I love Kai Ryssdal. He's the host of NPR's "Marketplace," the show tailored for those of us who hate those little scrolling numbers in CNBC.
I like listening to him so much that when I told a pal that he has the same casual, clever, quirky persona going on when he preaches, it was a compliment of a very high order.
I like his interview style, slightly goofy without being at all unprofessional.
Even though I roll my eyes a bit when he says: " Good, as always, to have you with us" and I know it's partly a shtick, I still believe he means it. Wherever I am, whether it's in the car, hiking the hills around my exurban community, or occasionally listening at home, he draws me in.
And also, he's a Yankees fan. Hated by the rest of the country, even when we are out of the playoffs and other teams get all the glory, we have to stick together. It's a persecution thang.
But when I saw this tweet from Ryssdal's online persona, @KaiRyssdal, I did a little brood.
For those of you who don't need or want to be part of the Twitter pecking order, Ryssdal is responding to a tweet from
"Good q tho. What's the response/follower threshold? “@TheStalwart: I almost responded to an inane tweet from someone with no followers.” "
Really? I thought. Really? I can understand not answering someone spouting nonsense -- but does it matter that much if he or she has followers?
I watch some of the people I respect to see how they treat their followers.
Do folk with famous names only respond to other famous names? Do they only retweet or respond to the witticisms of their media buddies?
Is Twitter becoming a larger, bi-coastal version of "This Town" with a little West Coast street cred?
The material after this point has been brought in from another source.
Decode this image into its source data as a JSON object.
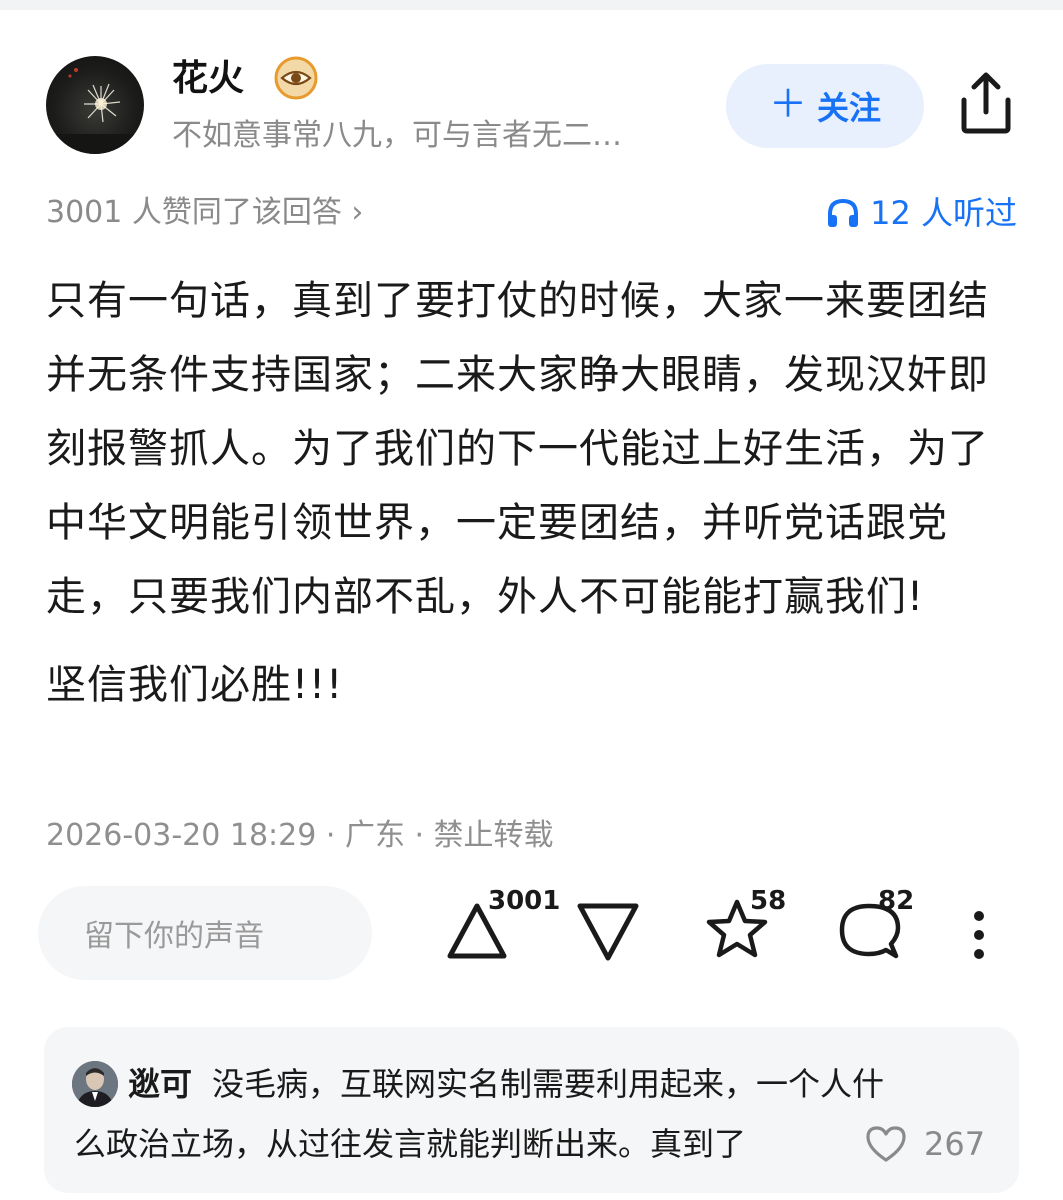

I'm a small fish in a tiny pond.
I write about religion. That usually only draws notice from the rest of the media when something goes really awry or kinky.
I'm not even a famous religion writer, someone with a presence in a large media outlet.
I'm not young and well-known, drawing thousands of followers.
I'm not even OLD and famous. Just another middle-aged writer, with a penchant for the bon mot and the wrong mot.
I'll admit straight up that I only have 300 followers and change. For a long time, I didn't bother to cultivate my Twitter connections. I don't have much interest in rituals like Follow Friday, and I don't always follow someone who follows me.
Some happen to be pretty well-known.
Many are colleagues, some are friends, others are media contacts in other fields. Then there is a sizable group of clergy and laypeople interested in spirituality and in religions.
I don't know most of them -- but I often (though not always) profit by paying attention to what they tweet.
Oh yes, there are morons and trolls out there. But the vast majority of my followers, and certainly the people I choose to follow, have something to add to the threads, the memes, and the more-than-occasional frivolity of the Twitterverse.
I hope that Kai Ryssdal, and others of his media class, choose to respond to tweets because they make a relevant point, or are logical, or clever: (even better, of course is the "holy grail tweet" : logical, topical and clever, all at the same time).
After all, he works in public radio: if it's not quite vox populi, you can tell that many of those who work there are making a good-faith, whole-hearted attempt to present other points of view.
There's no obligation on the part of well-known media figures to pay any attention to the hoi polloi. Most of us will continue to observe their behavior whether they reciprocate, or not. But I'd like to think that a civil society is based, at least in part, on mutual respect -- and attention.
Some Twitter personalities seem consistently gracious and engaged.
I'm always impressed, for example, by how much Jim Roberts, late of the New York Times and now of Reuters, engages with his Twitter readers. Of course, he is, in many ways, a digital media pioneer. Frankly, that's part of his work.
As I said at the start of this post, I'm not slamming Kai Ryssdal -- after all, he didn't pose an answer to his own question. So I really have no idea if he thinks there is a threshold below which someone is not worthy of a response.
Of course, many of these media folk work under grinding pressure, and don't have much time to be Twitter personalities.
More important: Ryssdal is a darned good journalist/anchor, with a keen nose for the funny and sometimes seamy underbelly of business news and American culture.
But I'd hate to see Twitter become like, well, high school.
Remember how awful it could be if you weren't the jock, the cheerleader or the AP student?
When we graduated, we promised that we would.never.act.like.that.again.